The venue has not only become the home of the event, but a rendezvous spot for vintage music lovers from home and abroad to meet and greet annually. Since its first staging in 1998, the event has graced the venue every year, except for the 17th and 18th stagings, when the Chinese came on board as sponsors and requested to have the venue moved to The Chinese Benevolent Association at 176 Old Hope Road in St Andrew.

The idea for putting on such a show was born out of a burning desire by philanthropist Kingsley Goodison, also known as King Omar - (King for Kingsley and Omar his pet name), to recognise and assist Jamaican artistes who have contributed to the development of Jamaican popular music, but have been left by the wayside, some of whom have become destitute, forgotten and relatively unknown.




In a 2009 interview on KLAS Sports Radio, Goodison said: "Being among most of the unsung heroes in Jamaican music, I saw the distress on most of them. Recognition was nowhere around, even though they had several number-one hits. Nobody remembers them. So I, along with by brother Keith decided to do something for them, and I have seen where it has worked tremendously, lifting up a number of them".

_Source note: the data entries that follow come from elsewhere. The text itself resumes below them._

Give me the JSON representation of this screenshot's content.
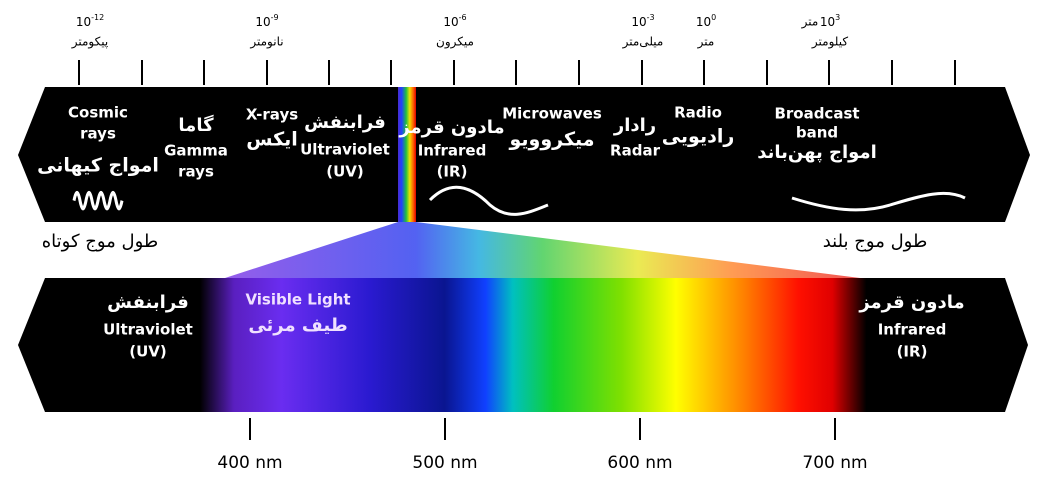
{
  "scale": [
    {
      "base": "10",
      "exp": "-12",
      "unit": "پیکومتر"
    },
    {
      "base": "10",
      "exp": "-9",
      "unit": "نانومتر"
    },
    {
      "base": "10",
      "exp": "-6",
      "unit": "میکرون"
    },
    {
      "base": "10",
      "exp": "-3",
      "unit": "میلی‌متر"
    },
    {
      "base": "10",
      "exp": "0",
      "unit": "متر"
    },
    {
      "base": "10",
      "exp": "3",
      "prefix": "متر",
      "unit": "کیلومتر"
    }
  ],
  "top_band": {
    "regions": [
      {
        "lines": [
          "Cosmic",
          "rays",
          "امواج کیهانی"
        ]
      },
      {
        "lines": [
          "گاما",
          "Gamma",
          "rays"
        ]
      },
      {
        "lines": [
          "X-rays",
          "ایکس"
        ]
      },
      {
        "lines": [
          "فرابنفش",
          "Ultraviolet",
          "(UV)"
        ]
      },
      {
        "lines": [
          "مادون قرمز",
          "Infrared",
          "(IR)"
        ]
      },
      {
        "lines": [
          "Microwaves",
          "میکروویو"
        ]
      },
      {
        "lines": [
          "رادار",
          "Radar"
        ]
      },
      {
        "lines": [
          "Radio",
          "رادیویی"
        ]
      },
      {
        "lines": [
          "Broadcast",
          "band",
          "امواج پهن‌باند"
        ]
      }
    ]
  },
  "short_wavelength": "طول موج کوتاه",
  "long_wavelength": "طول موج بلند",
  "visible_band": {
    "regions": [
      {
        "lines": [
          "فرابنفش",
          "Ultraviolet",
          "(UV)"
        ]
      },
      {
        "lines": [
          "Visible Light",
          "طیف مرئی"
        ]
      },
      {
        "lines": [
          "مادون قرمز",
          "Infrared",
          "(IR)"
        ]
      }
    ]
  },
  "wavelength_axis": [
    "400 nm",
    "500 nm",
    "600 nm",
    "700 nm"
  ]
}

It was a rough road for Goodison at the start, having to find the awardees, securing trophies, and paying the musicians out of his pocket when sponsors were not yet on board. However, with a tremendous amount of hard work, he was well on his way to realising his sponsorship dream by the 10th staging in 2007.

Goodison also included in his roster of awardees over the years several successful luminaries who helped to lay the foundation for the unfortunate ones. In 2005, former Prime Ministers P.J. Patterson and Edward Seaga received lifetime achievement awards. Radio personality Neville Willoughby received The Pioneer Award for services to Jamaican music. Studio owners/record producers - Ken Khouri, Clement 'Coxson' Dodd, Duke Reid, Prince Buster, and Bunny Lee have also been awarded. Among the unsung heroes awarded were Doreen Schaeffer, Lord Creator, King Stitt, Bobby Ellis, Johnny Moore, Jah Jerry, Jackie Mittoo, Count Prince Miller, Cluet Johnson, Boris Gardiner, Jackie Jackson and Denzil Laing.

In what he describes as the Caribbean, Cuban, Australian, American, Chinese and British Connections, Goodison gave awards in 2006, 2007, 2012, 2013, 2014 and 2015 respectively, to persons from these locales, who became involved in, or made valuable contributions to Jamaican music.




This year's staging will award Olivia 'Babsy' Grange for outstanding contribution to the music industry for over 40 years; Omar Davies, for outstanding support to the music industry for over 20 years; Dennis Thompson (sound engineer for over 30 years); Michael Thompson (radio personality); Jerry Small, (musicologist and photographer for over 40 years); Nadine Sutherland (recording artiste); Count Owen (mento singer/player for over 60 years); Alphanso Castro (dancer, percussionist with the famed Carlos Malcolm and the Afro-Jamaican Rhythms); Martin Williams (pioneer recording artiste), and Bubbles Cameron (trombonist, music composer and arranger).